New science and analysis
The journal article features a wealth of critical analysis and discussion. Among the highlights:
Major population-based studies show no CVD risk. A quantitative analysis of 10 large-scale cohort studies compares the health implications of natural versus industrial trans fats consumed from the diet in populations in the U.S. and Europe. It concludes clearly that in contrast to dietary intake of industrially produced trans fat, consuming natural trans fat from foods currently available on the market does not affect the risk of cardiovascular disease (CVD) in healthy individuals.
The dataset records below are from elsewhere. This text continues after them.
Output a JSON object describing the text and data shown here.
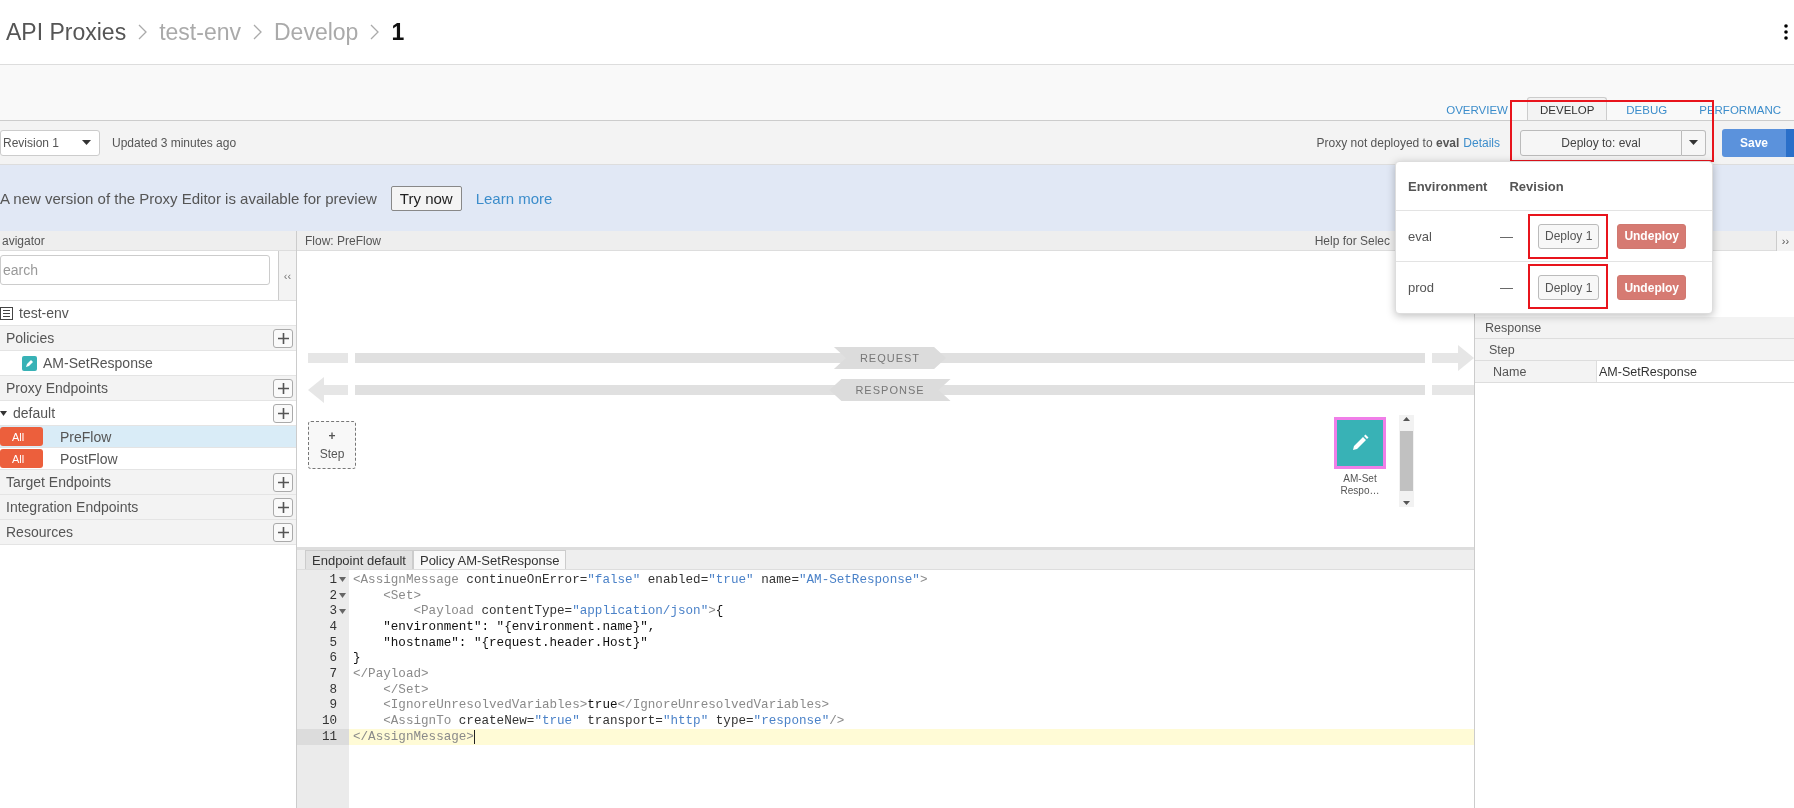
{
  "breadcrumb": [
    {
      "label": "API Proxies",
      "kind": "root"
    },
    {
      "label": "test-env",
      "kind": "link"
    },
    {
      "label": "Develop",
      "kind": "link"
    },
    {
      "label": "1",
      "kind": "current"
    }
  ],
  "tabs": [
    {
      "label": "OVERVIEW",
      "selected": false
    },
    {
      "label": "DEVELOP",
      "selected": true
    },
    {
      "label": "DEBUG",
      "selected": false
    },
    {
      "label": "PERFORMANC",
      "selected": false
    }
  ],
  "toolbar": {
    "revision": "Revision 1",
    "updated": "Updated 3 minutes ago",
    "status": "Proxy not deployed to **eval**",
    "details": "Details",
    "deploy": {
      "label": "Deploy to: eval",
      "highlighted": true
    },
    "save": "Save"
  },
  "banner": {
    "text": "A new version of the Proxy Editor is available for preview",
    "try": "Try now",
    "learn": "Learn more"
  },
  "navigator": {
    "title": "avigator",
    "collapse": "‹‹",
    "search": {
      "placeholder": "earch"
    },
    "items": [
      {
        "kind": "environment",
        "label": "test-env"
      },
      {
        "kind": "section",
        "label": "Policies",
        "children": [
          {
            "kind": "policy",
            "label": "AM-SetResponse"
          }
        ]
      },
      {
        "kind": "section",
        "label": "Proxy Endpoints",
        "children": [
          {
            "kind": "endpoint",
            "label": "default",
            "expanded": true,
            "children": [
              {
                "kind": "flow",
                "badge": "All",
                "label": "PreFlow",
                "selected": true
              },
              {
                "kind": "flow",
                "badge": "All",
                "label": "PostFlow",
                "selected": false
              }
            ]
          }
        ]
      },
      {
        "kind": "section",
        "label": "Target Endpoints"
      },
      {
        "kind": "section",
        "label": "Integration Endpoints"
      },
      {
        "kind": "section",
        "label": "Resources"
      }
    ]
  },
  "flow": {
    "title": "Flow: PreFlow",
    "help": "Help for Selec",
    "request": "REQUEST",
    "response": "RESPONSE",
    "step": {
      "plus": "+",
      "label": "Step"
    },
    "policy": {
      "lines": [
        "AM-Set",
        "Respo…"
      ],
      "selected": true
    }
  },
  "editor": {
    "tabs": [
      {
        "label": "Endpoint default",
        "selected": false
      },
      {
        "label": "Policy AM-SetResponse",
        "selected": true
      }
    ],
    "lines": [
      {
        "number": "1",
        "fold": true,
        "active": false,
        "segments": [
          {
            "kind": "tag",
            "text": "<AssignMessage"
          },
          {
            "kind": "attr",
            "text": " continueOnError="
          },
          {
            "kind": "value",
            "text": "\"false\""
          },
          {
            "kind": "attr",
            "text": " enabled="
          },
          {
            "kind": "value",
            "text": "\"true\""
          },
          {
            "kind": "attr",
            "text": " name="
          },
          {
            "kind": "value",
            "text": "\"AM-SetResponse\""
          },
          {
            "kind": "tag",
            "text": ">"
          }
        ]
      },
      {
        "number": "2",
        "fold": true,
        "active": false,
        "segments": [
          {
            "kind": "tag",
            "text": "    <Set>"
          }
        ]
      },
      {
        "number": "3",
        "fold": true,
        "active": false,
        "segments": [
          {
            "kind": "tag",
            "text": "        <Payload"
          },
          {
            "kind": "attr",
            "text": " contentType="
          },
          {
            "kind": "value",
            "text": "\"application/json\""
          },
          {
            "kind": "tag",
            "text": ">"
          },
          {
            "kind": "text",
            "text": "{"
          }
        ]
      },
      {
        "number": "4",
        "fold": false,
        "active": false,
        "segments": [
          {
            "kind": "text",
            "text": "    \"environment\": \"{environment.name}\","
          }
        ]
      },
      {
        "number": "5",
        "fold": false,
        "active": false,
        "segments": [
          {
            "kind": "text",
            "text": "    \"hostname\": \"{request.header.Host}\""
          }
        ]
      },
      {
        "number": "6",
        "fold": false,
        "active": false,
        "segments": [
          {
            "kind": "text",
            "text": "}"
          }
        ]
      },
      {
        "number": "7",
        "fold": false,
        "active": false,
        "segments": [
          {
            "kind": "tag",
            "text": "</Payload>"
          }
        ]
      },
      {
        "number": "8",
        "fold": false,
        "active": false,
        "segments": [
          {
            "kind": "tag",
            "text": "    </Set>"
          }
        ]
      },
      {
        "number": "9",
        "fold": false,
        "active": false,
        "segments": [
          {
            "kind": "tag",
            "text": "    <IgnoreUnresolvedVariables>"
          },
          {
            "kind": "text",
            "text": "true"
          },
          {
            "kind": "tag",
            "text": "</IgnoreUnresolvedVariables>"
          }
        ]
      },
      {
        "number": "10",
        "fold": false,
        "active": false,
        "segments": [
          {
            "kind": "tag",
            "text": "    <AssignTo"
          },
          {
            "kind": "attr",
            "text": " createNew="
          },
          {
            "kind": "value",
            "text": "\"true\""
          },
          {
            "kind": "attr",
            "text": " transport="
          },
          {
            "kind": "value",
            "text": "\"http\""
          },
          {
            "kind": "attr",
            "text": " type="
          },
          {
            "kind": "value",
            "text": "\"response\""
          },
          {
            "kind": "tag",
            "text": "/>"
          }
        ]
      },
      {
        "number": "11",
        "fold": false,
        "active": true,
        "segments": [
          {
            "kind": "tag",
            "text": "</AssignMessage>"
          }
        ]
      }
    ]
  },
  "properties": {
    "expand": "››",
    "rows": [
      {
        "kind": "header",
        "label": "Response"
      },
      {
        "kind": "subheader",
        "label": "Step"
      },
      {
        "kind": "property",
        "label": "Name",
        "value": "AM-SetResponse"
      }
    ]
  },
  "deploy_menu": {
    "columns": [
      "Environment",
      "Revision"
    ],
    "rows": [
      {
        "environment": "eval",
        "revision": "—",
        "deploy": "Deploy 1",
        "undeploy": "Undeploy",
        "highlighted": true
      },
      {
        "environment": "prod",
        "revision": "—",
        "deploy": "Deploy 1",
        "undeploy": "Undeploy",
        "highlighted": true
      }
    ]
  }
}
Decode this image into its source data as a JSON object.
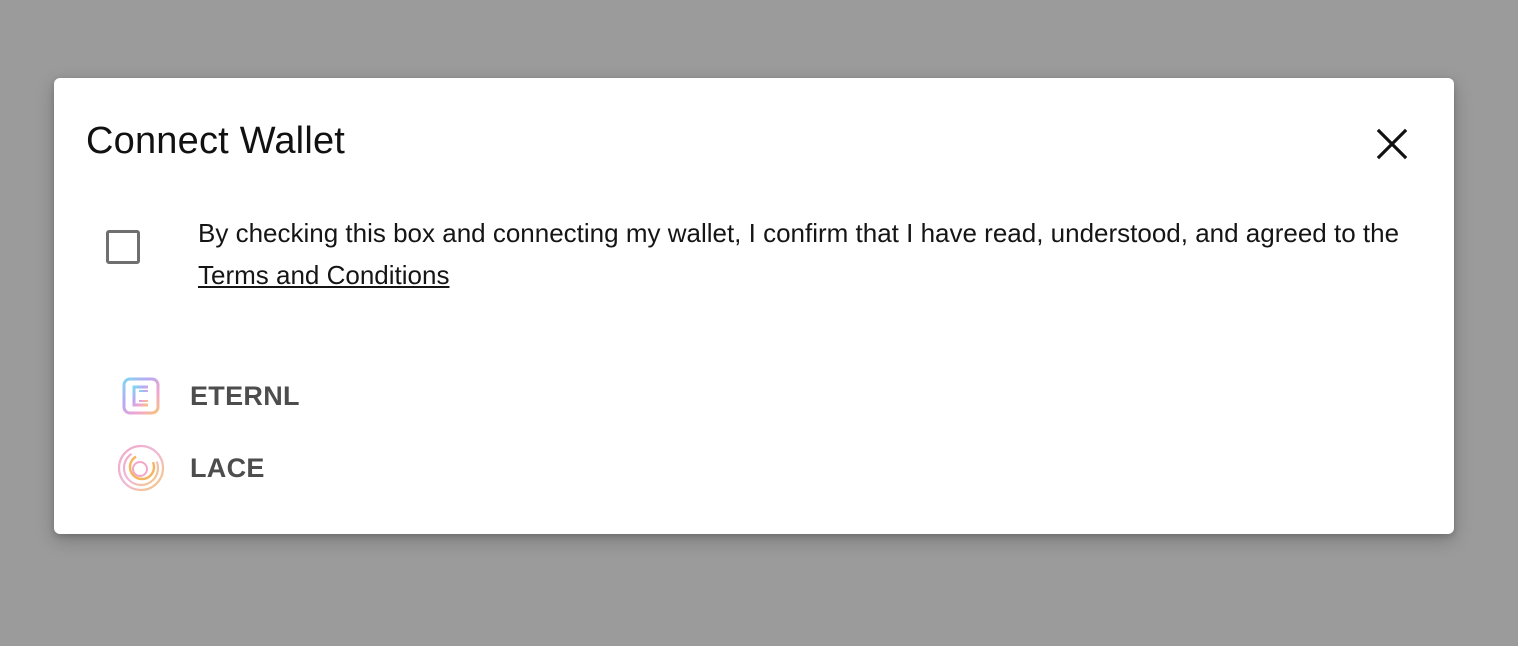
{
  "dialog": {
    "title": "Connect Wallet",
    "close_icon": "close-icon"
  },
  "consent": {
    "text": "By checking this box and connecting my wallet, I confirm that I have read, understood, and agreed to the ",
    "link_text": "Terms and Conditions",
    "checked": false
  },
  "wallets": [
    {
      "label": "ETERNL",
      "icon": "eternl-logo-icon"
    },
    {
      "label": "LACE",
      "icon": "lace-logo-icon"
    }
  ],
  "colors": {
    "backdrop": "#9b9b9b",
    "dialog_bg": "#ffffff",
    "title": "#111111",
    "wallet_label": "#4d4d4d",
    "checkbox_border": "#6f6f6f"
  }
}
Clinical trials further support CVD findings. Another quantitative analysis - this time of randomized clinical trials – continues the positive news for natural trans fats. It covers three decades of studies and examines the differences in CVD risk factors resulting from dietary consumption of industrial trans fat, natural conjugated linoleic acid (CLA) trans fat and other forms of natural trans fat. In all, data from 58 trials involving healthy subjects was considered – 11 focused on the effects of natural ruminant trans fats and the remainder focused on the effects of CLA supplements or industrial trans fats. Results indicate that consumption of natural trans fat from dairy products, at levels achievable in the regular human diet, does not have any effect on LDL or HDL in healthy individuals.
Pre-clinical studies indicate health enhancing potential. Cumulating evidence from animal studies adds support to these findings while also highlighting the potential for natural trans fats to actually enhance health. A leading example is the science related to trans-11 vaccenic acid (VA) – the major natural trans fat generally accounting for 70 percent of total natural trans fat in the diet. Several animal studies have shown that VA can reduce major CVD risk factors including blood levels of LDL, triacylglycerol and total cholesterol. Dairy fat enriched with VA and cis-9, trans-11 CLA has also shown neutral to beneficial effect on CVD risk.
The review authors also include Dr. Ye Wang and Dr. Spencer D. Proctor.